Here she is in “Ode to My Bitch Face”: “just trying to dance at the party / then someone asks you to smile / and the blood begins to riot / smile, and you chisel away at your own jaw.” Yikes! And in “Addendum to No Baptism,” in which the child Olivia injures herself on a backyard slide and “the next-door neighbor / hovered his splayed fingers / above my newborn wound.” Some of the poems describing the degradations that the men in Gatwood’s life have reportedly visited on her are obscenely graphic and cannot be quoted here. But what are we supposed to make of the neighbor who threatens to shoot his daughter’s dog in the mouth or the other neighbor who laughs too hard at a joke about a blonde being hit by a train? Or the fact that Gatwood devotes three separate poems to making a role model out of Aileen Wuornos, the Florida prostitute executed for murdering seven of her johns? Call me dismissive, but I finally started regarding Life of the Party as a 21st-century update of “I Hate Men,” the witty spoof on misandry that Cole Porter wrote for his 1948 musical, Kiss Me, Kate.

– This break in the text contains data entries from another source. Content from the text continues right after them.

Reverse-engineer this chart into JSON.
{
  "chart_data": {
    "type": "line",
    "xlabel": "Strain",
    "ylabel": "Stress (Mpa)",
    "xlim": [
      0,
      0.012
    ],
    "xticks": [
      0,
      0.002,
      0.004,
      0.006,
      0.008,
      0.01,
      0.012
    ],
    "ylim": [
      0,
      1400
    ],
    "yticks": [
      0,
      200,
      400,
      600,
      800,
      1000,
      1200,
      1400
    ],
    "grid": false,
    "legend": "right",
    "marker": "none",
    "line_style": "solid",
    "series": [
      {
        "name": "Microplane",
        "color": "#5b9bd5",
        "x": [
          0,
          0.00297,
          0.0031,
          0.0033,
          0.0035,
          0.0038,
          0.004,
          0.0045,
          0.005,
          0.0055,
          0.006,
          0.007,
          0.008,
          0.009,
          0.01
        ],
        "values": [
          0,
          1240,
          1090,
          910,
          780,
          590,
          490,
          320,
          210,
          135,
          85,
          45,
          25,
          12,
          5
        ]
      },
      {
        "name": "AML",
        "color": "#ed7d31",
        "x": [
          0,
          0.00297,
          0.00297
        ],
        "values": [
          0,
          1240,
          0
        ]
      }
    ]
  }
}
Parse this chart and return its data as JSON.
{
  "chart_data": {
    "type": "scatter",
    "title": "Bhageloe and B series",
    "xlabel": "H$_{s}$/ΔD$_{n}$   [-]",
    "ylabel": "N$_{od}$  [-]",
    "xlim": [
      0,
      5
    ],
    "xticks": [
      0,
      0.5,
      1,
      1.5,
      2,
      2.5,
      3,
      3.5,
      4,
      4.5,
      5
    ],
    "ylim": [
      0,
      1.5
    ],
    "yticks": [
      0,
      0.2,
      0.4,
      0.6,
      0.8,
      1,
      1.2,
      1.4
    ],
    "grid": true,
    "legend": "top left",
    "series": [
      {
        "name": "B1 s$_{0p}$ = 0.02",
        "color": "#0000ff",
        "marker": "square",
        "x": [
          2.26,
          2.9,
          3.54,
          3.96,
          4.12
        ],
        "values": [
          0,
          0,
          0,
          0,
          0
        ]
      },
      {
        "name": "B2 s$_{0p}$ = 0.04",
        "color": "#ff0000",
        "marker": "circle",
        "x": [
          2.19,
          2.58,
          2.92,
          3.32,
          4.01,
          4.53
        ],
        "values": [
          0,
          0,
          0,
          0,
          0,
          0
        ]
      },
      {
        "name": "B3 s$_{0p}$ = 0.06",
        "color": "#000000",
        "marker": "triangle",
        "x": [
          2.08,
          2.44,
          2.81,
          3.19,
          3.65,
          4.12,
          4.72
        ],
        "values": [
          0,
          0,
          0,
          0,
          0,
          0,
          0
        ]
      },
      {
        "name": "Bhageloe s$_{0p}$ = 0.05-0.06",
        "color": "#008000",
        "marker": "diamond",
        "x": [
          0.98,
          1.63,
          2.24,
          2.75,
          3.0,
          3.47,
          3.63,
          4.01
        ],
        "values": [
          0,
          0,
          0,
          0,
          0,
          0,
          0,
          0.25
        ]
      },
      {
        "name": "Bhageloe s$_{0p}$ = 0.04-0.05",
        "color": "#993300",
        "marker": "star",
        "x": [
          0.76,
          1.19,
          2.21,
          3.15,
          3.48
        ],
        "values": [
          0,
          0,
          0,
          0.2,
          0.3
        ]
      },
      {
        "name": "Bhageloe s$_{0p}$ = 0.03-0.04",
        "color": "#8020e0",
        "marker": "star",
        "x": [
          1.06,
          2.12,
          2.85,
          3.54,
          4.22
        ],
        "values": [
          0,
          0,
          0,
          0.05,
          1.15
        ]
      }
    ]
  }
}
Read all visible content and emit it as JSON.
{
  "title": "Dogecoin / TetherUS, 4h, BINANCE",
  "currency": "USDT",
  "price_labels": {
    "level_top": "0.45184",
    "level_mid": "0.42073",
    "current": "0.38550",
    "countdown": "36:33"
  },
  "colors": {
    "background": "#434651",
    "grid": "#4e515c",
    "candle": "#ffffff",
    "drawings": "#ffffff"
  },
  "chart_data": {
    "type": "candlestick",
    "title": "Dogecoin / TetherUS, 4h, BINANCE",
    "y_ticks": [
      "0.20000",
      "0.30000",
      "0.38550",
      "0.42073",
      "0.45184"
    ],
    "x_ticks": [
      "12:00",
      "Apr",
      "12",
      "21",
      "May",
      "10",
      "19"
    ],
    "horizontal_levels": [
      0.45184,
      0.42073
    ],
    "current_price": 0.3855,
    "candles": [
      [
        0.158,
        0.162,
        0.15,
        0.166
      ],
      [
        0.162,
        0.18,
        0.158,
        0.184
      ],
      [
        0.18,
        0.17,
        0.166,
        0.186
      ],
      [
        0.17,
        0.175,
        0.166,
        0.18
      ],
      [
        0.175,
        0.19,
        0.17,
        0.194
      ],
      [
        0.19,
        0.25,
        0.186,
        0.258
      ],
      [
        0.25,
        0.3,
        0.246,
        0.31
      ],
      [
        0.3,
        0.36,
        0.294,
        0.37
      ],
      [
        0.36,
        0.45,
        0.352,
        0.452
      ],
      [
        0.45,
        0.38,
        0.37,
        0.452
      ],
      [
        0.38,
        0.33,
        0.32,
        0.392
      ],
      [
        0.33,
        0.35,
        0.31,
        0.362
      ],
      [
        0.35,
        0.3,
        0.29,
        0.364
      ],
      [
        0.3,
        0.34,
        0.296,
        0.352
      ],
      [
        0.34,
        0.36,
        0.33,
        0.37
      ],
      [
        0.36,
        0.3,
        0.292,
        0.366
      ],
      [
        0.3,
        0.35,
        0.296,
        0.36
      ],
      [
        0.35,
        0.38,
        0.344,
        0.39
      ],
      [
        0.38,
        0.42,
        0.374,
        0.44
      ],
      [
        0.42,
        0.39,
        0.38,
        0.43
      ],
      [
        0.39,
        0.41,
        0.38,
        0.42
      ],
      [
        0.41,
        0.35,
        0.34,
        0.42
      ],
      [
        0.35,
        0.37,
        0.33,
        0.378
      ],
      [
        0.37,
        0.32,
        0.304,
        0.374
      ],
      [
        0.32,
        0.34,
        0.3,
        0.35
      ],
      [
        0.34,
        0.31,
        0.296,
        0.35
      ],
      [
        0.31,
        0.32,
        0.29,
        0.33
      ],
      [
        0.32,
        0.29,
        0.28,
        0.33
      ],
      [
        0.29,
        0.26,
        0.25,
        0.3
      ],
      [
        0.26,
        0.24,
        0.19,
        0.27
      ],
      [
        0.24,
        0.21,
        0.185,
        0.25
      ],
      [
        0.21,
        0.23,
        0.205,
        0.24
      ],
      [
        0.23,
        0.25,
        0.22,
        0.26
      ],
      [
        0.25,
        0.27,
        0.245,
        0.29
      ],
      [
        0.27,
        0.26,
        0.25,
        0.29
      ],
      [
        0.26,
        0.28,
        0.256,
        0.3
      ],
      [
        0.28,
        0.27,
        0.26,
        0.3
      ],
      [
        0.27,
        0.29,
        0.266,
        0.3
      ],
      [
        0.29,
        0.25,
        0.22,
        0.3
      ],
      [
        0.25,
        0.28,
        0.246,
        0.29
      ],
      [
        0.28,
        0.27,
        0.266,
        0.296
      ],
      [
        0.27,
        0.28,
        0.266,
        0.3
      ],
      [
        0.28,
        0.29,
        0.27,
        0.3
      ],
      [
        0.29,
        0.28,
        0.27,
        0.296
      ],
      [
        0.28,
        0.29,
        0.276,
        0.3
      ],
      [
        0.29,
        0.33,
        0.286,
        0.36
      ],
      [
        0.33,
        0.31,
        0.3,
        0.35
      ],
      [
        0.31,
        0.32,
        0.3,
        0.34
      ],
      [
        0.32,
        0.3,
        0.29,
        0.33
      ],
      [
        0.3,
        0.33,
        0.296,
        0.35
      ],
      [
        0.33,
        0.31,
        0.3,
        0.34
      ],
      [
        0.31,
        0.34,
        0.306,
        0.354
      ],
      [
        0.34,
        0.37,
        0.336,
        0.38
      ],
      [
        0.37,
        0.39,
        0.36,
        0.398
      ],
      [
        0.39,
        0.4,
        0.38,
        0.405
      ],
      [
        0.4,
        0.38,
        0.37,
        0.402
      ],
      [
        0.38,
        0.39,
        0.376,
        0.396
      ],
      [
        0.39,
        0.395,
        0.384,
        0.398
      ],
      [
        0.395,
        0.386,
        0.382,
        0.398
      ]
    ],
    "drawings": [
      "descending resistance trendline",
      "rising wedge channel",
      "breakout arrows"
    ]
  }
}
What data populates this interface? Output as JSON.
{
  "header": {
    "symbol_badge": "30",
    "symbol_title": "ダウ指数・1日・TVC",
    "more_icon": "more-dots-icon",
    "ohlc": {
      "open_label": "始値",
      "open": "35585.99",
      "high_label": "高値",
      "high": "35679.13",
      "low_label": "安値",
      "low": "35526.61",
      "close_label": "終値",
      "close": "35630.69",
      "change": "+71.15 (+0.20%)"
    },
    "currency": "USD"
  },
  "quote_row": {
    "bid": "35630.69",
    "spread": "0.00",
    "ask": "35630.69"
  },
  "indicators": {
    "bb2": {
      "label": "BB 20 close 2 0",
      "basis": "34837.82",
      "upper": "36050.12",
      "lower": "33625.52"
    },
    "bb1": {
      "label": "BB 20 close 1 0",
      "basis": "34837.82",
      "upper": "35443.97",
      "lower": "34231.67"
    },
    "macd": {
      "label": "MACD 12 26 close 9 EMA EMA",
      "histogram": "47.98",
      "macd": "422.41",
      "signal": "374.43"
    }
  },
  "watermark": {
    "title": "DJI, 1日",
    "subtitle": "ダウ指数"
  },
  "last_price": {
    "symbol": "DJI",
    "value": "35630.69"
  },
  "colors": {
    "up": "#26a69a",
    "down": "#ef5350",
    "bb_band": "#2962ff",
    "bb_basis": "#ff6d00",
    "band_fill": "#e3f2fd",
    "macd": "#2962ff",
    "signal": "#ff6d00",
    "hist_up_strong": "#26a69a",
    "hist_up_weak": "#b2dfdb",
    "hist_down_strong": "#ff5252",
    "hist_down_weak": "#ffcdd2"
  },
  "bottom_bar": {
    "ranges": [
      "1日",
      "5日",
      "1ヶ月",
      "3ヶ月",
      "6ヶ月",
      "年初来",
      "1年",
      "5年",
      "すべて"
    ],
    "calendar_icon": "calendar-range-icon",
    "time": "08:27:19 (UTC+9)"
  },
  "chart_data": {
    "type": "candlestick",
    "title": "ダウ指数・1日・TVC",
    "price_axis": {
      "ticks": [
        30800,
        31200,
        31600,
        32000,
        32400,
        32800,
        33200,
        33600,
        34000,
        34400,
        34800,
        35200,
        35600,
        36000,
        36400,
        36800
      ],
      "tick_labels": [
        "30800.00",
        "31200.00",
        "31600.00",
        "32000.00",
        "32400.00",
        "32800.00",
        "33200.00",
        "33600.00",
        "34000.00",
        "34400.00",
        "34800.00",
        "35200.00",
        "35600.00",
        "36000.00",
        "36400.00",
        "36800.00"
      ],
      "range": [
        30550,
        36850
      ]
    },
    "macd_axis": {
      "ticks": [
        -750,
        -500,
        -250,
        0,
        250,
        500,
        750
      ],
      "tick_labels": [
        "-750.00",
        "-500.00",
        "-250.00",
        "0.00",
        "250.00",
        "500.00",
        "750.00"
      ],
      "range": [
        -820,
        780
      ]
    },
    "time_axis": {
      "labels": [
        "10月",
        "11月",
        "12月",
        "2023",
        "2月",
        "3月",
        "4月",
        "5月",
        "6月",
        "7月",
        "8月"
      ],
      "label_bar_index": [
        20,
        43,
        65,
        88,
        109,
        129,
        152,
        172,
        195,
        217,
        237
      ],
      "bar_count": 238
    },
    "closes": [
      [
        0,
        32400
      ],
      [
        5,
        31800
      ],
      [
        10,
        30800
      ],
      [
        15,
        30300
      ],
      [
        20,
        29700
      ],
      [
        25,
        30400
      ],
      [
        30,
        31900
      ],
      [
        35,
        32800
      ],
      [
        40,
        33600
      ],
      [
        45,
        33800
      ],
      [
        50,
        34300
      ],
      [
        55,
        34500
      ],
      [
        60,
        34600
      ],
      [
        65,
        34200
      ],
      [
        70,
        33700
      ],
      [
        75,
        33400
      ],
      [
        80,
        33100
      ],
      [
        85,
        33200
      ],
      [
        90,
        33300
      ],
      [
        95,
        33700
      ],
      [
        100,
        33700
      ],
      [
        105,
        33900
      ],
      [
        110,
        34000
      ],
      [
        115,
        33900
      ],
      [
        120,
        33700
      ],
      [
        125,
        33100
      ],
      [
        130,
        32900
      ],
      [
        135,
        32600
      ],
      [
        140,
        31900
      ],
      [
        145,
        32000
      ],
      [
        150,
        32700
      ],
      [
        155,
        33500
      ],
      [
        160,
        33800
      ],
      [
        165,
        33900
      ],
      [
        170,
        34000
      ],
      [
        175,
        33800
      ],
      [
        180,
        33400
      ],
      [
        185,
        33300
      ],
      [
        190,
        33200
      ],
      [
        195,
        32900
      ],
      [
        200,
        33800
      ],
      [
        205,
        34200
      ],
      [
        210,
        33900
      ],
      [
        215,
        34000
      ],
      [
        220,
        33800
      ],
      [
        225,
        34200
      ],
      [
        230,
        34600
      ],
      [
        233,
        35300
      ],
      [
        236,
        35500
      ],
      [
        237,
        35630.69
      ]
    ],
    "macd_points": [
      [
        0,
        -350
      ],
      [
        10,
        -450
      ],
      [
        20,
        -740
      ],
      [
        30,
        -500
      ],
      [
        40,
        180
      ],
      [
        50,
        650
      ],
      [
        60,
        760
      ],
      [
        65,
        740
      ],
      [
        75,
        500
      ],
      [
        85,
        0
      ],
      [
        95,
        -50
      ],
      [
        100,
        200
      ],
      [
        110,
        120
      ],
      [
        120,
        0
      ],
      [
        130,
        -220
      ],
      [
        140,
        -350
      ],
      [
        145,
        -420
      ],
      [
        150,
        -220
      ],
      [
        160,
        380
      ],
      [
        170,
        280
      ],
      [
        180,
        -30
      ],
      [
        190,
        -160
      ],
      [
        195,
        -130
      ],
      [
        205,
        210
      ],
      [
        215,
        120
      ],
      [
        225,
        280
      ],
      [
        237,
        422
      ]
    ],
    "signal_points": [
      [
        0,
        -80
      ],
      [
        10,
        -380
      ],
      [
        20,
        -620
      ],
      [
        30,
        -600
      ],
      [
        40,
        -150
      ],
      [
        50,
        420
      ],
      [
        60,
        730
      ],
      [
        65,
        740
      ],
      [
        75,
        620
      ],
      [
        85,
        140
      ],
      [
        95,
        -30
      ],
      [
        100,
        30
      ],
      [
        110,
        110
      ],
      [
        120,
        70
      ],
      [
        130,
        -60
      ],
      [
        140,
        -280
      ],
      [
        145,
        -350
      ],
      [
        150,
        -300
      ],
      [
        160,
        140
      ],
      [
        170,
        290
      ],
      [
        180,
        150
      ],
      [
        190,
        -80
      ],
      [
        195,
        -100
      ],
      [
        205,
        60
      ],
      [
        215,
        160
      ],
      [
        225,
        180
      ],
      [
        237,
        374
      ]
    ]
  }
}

You would think that Gatwood had grown up with the jackbooted “Daddy” in Sylvia Plath’s poem of that name, but, in fact, both her parents, who raised her in Albuquerque, New Mexico, seem to be amiable free spirits who let their daughter do pretty much what she liked. Her father is a retired middle school teacher who spends a lot of time with motorcycles, and her mother is a onetime sex educator who now has an online business decorating people’s mailboxes with mosaic tiles. So, I don’t worry too much about Gatwood, no matter what she’s thinking about police officers and fires. I do worry about her mostly female fans, who seem to range in age from teens to middle age. A Jan. 7 New York Times profile of Gatwood described them as bursting into “roaring applause” when she performed “Ode to My Bitch Face.” You don’t want them getting too inspired by Wuornos.
Charlotte Allen is a Washington writer. Her articles have appeared in Quillette, the Wall Street Journal, USA Today, and the Los Angeles Times.